Search code examples
pythonpython-multithreading

How to run code in parallel with ThreadPoolExecutor?


Hi i'm really new to threading and it's making me confused, how can i run this code in parallel ?

def search_posts(page):

    page_url = f'https://jsonplaceholder.typicode.com/posts/{page}'
    req = requests.get(page_url)
    res = req.json()
    
    title = res['title']
    
    return title



page = 1

while True:

    with ThreadPoolExecutor() as executer:
        t = executer.submit(search_posts, page)

        title = t.result()

        print(title)

    if page == 20:
        break

    page += 1

Another question is do i need to learn operating systems in order to understand how does threading work?


Solution

  • The problem here is that you are creating a new ThreadPoolExecutor for every page. To do things in parallel, create only one ThreadPoolExecutor and use its map method:

    import concurrent.futures as cf
    import requests
    
    
    def search_posts(page):
        page_url = f'https://jsonplaceholder.typicode.com/posts/{page}'
        res = requests.get(page_url).json()
        return res['title']
    
    
    if __name__ == '__main__':
        with cf.ThreadPoolExecutor() as ex: 
            results = ex.map(search_posts, range(1, 21))
        for r in results:
            print(r)
    

    Note that using the if __name__ == '__main__' wrapper is a good habit in making your code more portable.


    One thing to keep in mind when using threads; If you are using CPython (the Python implementation from python.org which is the most common one), threads don't actually run in parallel.

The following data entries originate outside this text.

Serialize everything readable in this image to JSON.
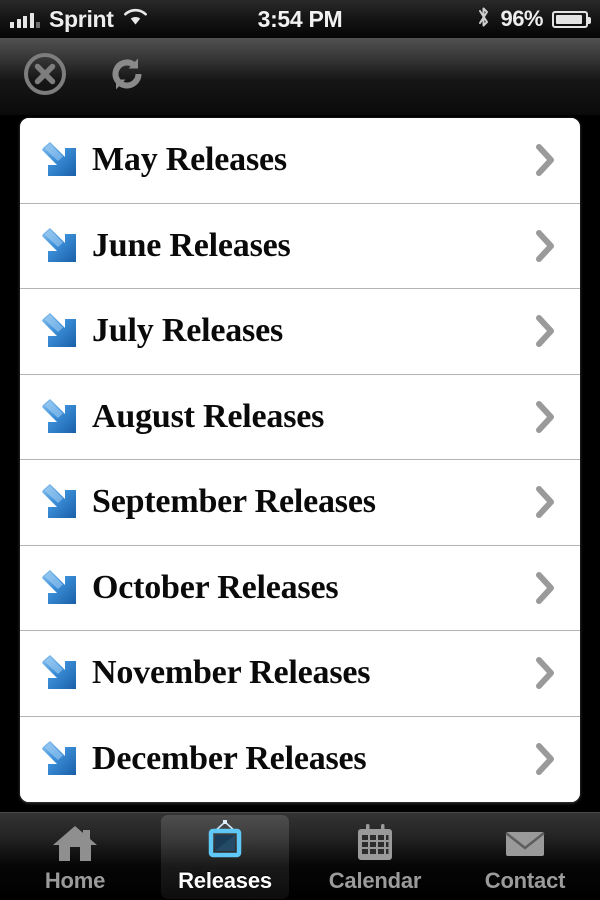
{
  "status_bar": {
    "carrier": "Sprint",
    "signal_icon": "signal-bars-icon",
    "wifi_icon": "wifi-icon",
    "time": "3:54 PM",
    "bluetooth_icon": "bluetooth-icon",
    "battery_percent": "96%",
    "battery_icon": "battery-icon"
  },
  "toolbar": {
    "close_icon": "close-circle-icon",
    "refresh_icon": "refresh-icon"
  },
  "list": {
    "row_icon": "blue-arrow-down-right-icon",
    "disclosure_icon": "chevron-right-icon",
    "rows": [
      {
        "label": "May Releases"
      },
      {
        "label": "June Releases"
      },
      {
        "label": "July Releases"
      },
      {
        "label": "August Releases"
      },
      {
        "label": "September Releases"
      },
      {
        "label": "October Releases"
      },
      {
        "label": "November Releases"
      },
      {
        "label": "December Releases"
      }
    ]
  },
  "tab_bar": {
    "tabs": [
      {
        "label": "Home",
        "icon": "house-icon",
        "active": false
      },
      {
        "label": "Releases",
        "icon": "picture-frame-icon",
        "active": true
      },
      {
        "label": "Calendar",
        "icon": "calendar-grid-icon",
        "active": false
      },
      {
        "label": "Contact",
        "icon": "envelope-icon",
        "active": false
      }
    ]
  },
  "colors": {
    "accent_blue": "#2f7fd4",
    "list_background": "#ffffff",
    "page_background": "#000000",
    "separator": "#b4b4b4",
    "tab_inactive_text": "#9b9b9b",
    "tab_active_text": "#ffffff"
  }
}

    To make memory management less complicated, only one thread at a time can be executing Python bytecode in CPython. This is enforced by the Global Interpreter Lock ("GIL") in CPython.

    The good news is that using requests to get a web page will spend most of its time using network I/O. And in general, the GIL is released during I/O.

    But if you are doing calculations in your worker functions (i.e. executing Python bytecode), you should use a ProcessPoolExecutor instead.

    If you use a ProcessPoolExecutor and you are running on ms-windows, then using the if __name__ == '__main__' wrapper is required, because Python has to be able to import your main program without side effects in that case.